Warne went undercover, heading to Baltimore under the guise of a Southern widow, and gained admission to the living rooms of the families of Southerners intent on killing the newly elected Abraham Lincoln—women who would naturally suspect a Northerner of bad intentions. The secession ribbon, or cockade, she wore with her clothing helped her further ingratiate herself among the Southern ladies. Warne passed the rumors and hints she learned in her conversations along to Pinkerton.

But her job was far from merely social. Details of the plot were now becoming clear. The assassination was supposed to take place during Lincoln’s scheduled stop in Baltimore, the only slaveholding city on his calendar. The President-elect would be especially vulnerable because of the publicity that went along with his celebratory journey. His only option would be to slip through Baltimore at night.

That’s where Warne came in. Pinkerton arranged a complex ruse that involved Lincoln traveling in the sleeper compartments of regular passenger trains to evade public notice. Warne was in charge of getting sleeper berths and keeping them free for the future president, then helping spirit him onto the train unnoticed.

Warne pretended she had a sick brother who needed complete peace and quiet on the train. She met a disguised Lincoln at the Philadelphia train station where he was waiting, greeted him as if he were her brother and accompanied him to the sleeper car.
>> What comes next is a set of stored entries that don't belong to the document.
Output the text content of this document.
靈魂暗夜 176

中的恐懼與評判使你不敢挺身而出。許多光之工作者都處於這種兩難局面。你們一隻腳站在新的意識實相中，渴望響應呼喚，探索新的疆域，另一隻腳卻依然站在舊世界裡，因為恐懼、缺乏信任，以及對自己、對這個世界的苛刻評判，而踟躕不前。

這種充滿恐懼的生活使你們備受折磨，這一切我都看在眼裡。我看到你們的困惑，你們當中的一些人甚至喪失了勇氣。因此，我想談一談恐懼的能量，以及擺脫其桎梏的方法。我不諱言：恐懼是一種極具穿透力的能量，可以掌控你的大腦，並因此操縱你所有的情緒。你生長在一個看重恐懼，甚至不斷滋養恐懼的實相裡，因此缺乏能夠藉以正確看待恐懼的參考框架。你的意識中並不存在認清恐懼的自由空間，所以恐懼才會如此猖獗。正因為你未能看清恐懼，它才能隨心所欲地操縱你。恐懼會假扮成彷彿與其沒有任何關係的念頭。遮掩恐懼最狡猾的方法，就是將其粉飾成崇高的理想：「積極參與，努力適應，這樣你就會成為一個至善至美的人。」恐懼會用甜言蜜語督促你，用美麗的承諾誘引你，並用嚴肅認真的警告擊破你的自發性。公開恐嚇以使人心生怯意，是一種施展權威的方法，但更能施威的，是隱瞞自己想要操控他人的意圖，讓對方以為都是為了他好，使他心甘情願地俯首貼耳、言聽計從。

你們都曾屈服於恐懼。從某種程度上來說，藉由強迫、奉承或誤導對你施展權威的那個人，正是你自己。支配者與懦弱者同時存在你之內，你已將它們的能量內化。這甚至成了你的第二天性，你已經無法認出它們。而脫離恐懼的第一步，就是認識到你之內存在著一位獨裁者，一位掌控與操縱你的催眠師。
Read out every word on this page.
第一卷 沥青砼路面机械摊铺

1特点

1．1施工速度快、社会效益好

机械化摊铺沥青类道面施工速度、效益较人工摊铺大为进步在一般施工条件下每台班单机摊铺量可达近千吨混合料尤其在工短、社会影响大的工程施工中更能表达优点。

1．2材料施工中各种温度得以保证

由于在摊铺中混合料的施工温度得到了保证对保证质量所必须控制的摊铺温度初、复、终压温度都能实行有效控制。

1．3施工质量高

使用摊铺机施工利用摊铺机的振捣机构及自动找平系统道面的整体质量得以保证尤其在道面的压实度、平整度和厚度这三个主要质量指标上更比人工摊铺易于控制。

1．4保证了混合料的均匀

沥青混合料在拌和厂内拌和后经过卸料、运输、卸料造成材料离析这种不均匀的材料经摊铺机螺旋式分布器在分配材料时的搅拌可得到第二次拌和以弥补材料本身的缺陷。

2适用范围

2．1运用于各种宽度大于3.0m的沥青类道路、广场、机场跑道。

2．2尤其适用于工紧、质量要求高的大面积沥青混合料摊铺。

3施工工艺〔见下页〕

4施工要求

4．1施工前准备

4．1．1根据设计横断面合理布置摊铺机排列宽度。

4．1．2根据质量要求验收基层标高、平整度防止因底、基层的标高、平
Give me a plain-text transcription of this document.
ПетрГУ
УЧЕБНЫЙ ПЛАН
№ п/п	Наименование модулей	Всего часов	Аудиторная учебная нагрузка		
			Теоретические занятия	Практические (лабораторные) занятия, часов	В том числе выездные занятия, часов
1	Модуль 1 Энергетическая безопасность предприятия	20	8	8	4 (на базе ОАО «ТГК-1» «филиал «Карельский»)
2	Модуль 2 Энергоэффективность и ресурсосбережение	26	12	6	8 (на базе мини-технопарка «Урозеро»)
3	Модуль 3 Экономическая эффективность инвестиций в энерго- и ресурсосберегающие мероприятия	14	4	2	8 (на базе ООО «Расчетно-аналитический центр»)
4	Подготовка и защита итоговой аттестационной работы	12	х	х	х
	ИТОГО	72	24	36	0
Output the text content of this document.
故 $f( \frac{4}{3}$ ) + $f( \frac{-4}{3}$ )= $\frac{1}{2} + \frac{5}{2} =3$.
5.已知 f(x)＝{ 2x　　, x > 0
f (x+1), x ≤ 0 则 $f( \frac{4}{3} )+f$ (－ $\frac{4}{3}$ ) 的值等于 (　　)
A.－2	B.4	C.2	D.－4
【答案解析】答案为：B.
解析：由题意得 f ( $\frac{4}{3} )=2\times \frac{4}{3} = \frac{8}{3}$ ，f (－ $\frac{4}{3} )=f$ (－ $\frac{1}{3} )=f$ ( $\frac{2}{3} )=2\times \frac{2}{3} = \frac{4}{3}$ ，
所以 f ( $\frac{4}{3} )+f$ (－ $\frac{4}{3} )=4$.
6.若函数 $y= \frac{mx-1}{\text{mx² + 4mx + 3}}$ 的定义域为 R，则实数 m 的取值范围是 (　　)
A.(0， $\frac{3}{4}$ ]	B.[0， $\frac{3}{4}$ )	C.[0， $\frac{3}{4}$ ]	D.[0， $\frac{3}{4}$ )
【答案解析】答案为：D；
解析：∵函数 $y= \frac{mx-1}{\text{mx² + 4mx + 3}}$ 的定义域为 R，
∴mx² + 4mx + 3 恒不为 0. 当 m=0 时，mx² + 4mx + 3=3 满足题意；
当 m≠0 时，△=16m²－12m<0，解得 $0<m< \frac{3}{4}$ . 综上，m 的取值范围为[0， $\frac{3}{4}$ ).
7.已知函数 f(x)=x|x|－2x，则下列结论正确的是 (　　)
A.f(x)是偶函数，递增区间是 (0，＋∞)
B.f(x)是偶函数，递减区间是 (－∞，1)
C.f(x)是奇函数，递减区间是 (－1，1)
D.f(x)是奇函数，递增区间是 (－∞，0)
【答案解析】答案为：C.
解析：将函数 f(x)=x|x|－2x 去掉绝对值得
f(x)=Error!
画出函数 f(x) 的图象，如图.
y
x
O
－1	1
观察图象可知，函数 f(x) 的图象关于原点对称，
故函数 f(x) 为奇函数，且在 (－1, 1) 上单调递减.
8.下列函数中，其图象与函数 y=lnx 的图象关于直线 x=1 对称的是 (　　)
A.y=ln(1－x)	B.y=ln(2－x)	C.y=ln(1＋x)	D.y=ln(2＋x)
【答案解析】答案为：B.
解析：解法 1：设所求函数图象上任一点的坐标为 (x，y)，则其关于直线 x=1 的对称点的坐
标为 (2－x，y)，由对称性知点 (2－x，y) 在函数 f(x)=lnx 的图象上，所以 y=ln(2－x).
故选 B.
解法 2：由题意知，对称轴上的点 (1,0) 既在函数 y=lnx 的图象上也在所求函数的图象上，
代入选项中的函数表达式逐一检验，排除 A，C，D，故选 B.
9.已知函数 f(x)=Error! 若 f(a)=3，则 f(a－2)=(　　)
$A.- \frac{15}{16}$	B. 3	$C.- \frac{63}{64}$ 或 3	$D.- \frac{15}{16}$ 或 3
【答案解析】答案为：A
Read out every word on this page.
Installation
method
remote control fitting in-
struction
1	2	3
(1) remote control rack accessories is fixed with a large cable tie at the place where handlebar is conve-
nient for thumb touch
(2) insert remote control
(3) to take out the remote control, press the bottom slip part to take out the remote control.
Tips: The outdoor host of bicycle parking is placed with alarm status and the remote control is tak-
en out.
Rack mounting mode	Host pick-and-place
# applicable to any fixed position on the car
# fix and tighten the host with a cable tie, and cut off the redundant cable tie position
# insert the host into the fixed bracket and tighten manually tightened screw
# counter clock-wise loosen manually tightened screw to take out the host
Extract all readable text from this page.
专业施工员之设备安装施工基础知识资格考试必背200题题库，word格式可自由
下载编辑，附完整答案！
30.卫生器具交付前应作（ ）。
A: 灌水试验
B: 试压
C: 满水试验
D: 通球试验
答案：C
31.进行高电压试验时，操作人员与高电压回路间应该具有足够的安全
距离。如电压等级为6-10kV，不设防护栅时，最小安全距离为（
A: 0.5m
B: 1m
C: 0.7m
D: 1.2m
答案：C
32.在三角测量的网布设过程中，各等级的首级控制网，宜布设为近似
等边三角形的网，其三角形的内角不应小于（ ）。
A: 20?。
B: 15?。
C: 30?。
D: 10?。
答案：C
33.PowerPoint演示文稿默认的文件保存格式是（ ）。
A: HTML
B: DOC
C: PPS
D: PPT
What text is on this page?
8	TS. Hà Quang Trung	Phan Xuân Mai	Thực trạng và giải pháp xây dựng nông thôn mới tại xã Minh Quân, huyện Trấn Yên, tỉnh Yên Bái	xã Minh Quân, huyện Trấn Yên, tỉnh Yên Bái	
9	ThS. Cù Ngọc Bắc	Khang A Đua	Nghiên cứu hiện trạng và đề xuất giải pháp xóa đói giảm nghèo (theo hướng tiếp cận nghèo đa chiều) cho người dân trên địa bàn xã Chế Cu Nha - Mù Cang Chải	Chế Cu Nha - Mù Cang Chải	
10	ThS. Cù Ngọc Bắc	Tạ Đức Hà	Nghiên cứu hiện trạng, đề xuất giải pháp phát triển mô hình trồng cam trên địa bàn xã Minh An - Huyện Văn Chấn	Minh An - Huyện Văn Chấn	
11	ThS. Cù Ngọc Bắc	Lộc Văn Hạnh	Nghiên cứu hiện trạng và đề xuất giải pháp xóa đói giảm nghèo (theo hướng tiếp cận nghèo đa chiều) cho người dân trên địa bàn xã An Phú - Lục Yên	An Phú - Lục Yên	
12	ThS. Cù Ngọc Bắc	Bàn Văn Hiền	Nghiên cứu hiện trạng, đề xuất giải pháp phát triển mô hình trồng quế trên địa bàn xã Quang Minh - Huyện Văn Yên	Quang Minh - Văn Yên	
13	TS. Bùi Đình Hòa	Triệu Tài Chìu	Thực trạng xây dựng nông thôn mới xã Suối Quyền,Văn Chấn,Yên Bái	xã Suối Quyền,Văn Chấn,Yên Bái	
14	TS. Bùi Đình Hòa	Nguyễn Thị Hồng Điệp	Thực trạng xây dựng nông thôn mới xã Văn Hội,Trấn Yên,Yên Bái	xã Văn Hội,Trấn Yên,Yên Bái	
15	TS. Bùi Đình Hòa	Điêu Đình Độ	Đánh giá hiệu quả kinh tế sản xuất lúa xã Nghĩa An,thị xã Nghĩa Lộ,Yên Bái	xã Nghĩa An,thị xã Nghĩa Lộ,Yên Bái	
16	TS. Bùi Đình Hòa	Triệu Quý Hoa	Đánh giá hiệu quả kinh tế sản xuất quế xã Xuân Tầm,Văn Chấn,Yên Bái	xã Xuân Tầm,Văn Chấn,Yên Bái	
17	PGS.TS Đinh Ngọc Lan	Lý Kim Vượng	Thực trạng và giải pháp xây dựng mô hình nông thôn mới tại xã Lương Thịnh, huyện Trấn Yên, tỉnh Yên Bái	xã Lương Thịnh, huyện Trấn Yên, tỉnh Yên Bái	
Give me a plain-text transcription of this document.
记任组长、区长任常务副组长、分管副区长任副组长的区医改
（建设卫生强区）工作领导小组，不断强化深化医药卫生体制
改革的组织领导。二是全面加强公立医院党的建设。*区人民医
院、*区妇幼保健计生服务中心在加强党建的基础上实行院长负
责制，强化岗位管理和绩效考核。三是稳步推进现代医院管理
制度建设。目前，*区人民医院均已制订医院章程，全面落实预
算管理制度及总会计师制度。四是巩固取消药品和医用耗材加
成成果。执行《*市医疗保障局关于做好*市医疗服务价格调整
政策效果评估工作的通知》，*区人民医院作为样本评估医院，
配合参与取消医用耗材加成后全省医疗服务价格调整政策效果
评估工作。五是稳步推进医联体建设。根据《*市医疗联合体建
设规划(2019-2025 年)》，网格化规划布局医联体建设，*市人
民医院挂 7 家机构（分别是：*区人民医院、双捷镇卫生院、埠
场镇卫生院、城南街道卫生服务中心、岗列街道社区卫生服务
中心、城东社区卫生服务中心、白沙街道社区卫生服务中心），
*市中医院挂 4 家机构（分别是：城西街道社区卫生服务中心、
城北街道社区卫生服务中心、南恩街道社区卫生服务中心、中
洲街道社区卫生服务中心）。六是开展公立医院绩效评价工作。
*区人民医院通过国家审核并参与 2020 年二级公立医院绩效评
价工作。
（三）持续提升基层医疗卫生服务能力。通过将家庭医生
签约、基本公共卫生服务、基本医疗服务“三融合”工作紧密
Together, they traveled the rest of the way to Washington, even enduring an hours-long delay when the sleeper car had to be transported via horse through Baltimore due to a noise ordinance.

Pinkerton and Warne worked together throughout the Civil War, posing as husband and wife and infiltrating various layers of Southern society. But though Warne’s detective chops were legendary, she did not live long enough to have many more adventures as a private investigator.

In late 1867, she suddenly contracted pneumonia and she died on Jan. 28, 1868 with Pinkerton at her side. She was around 35 years of age. Warne’s career may have been relatively short, but she still looms large as history’s first female P.I.—a woman not afraid to go into places no man could ever infiltrate.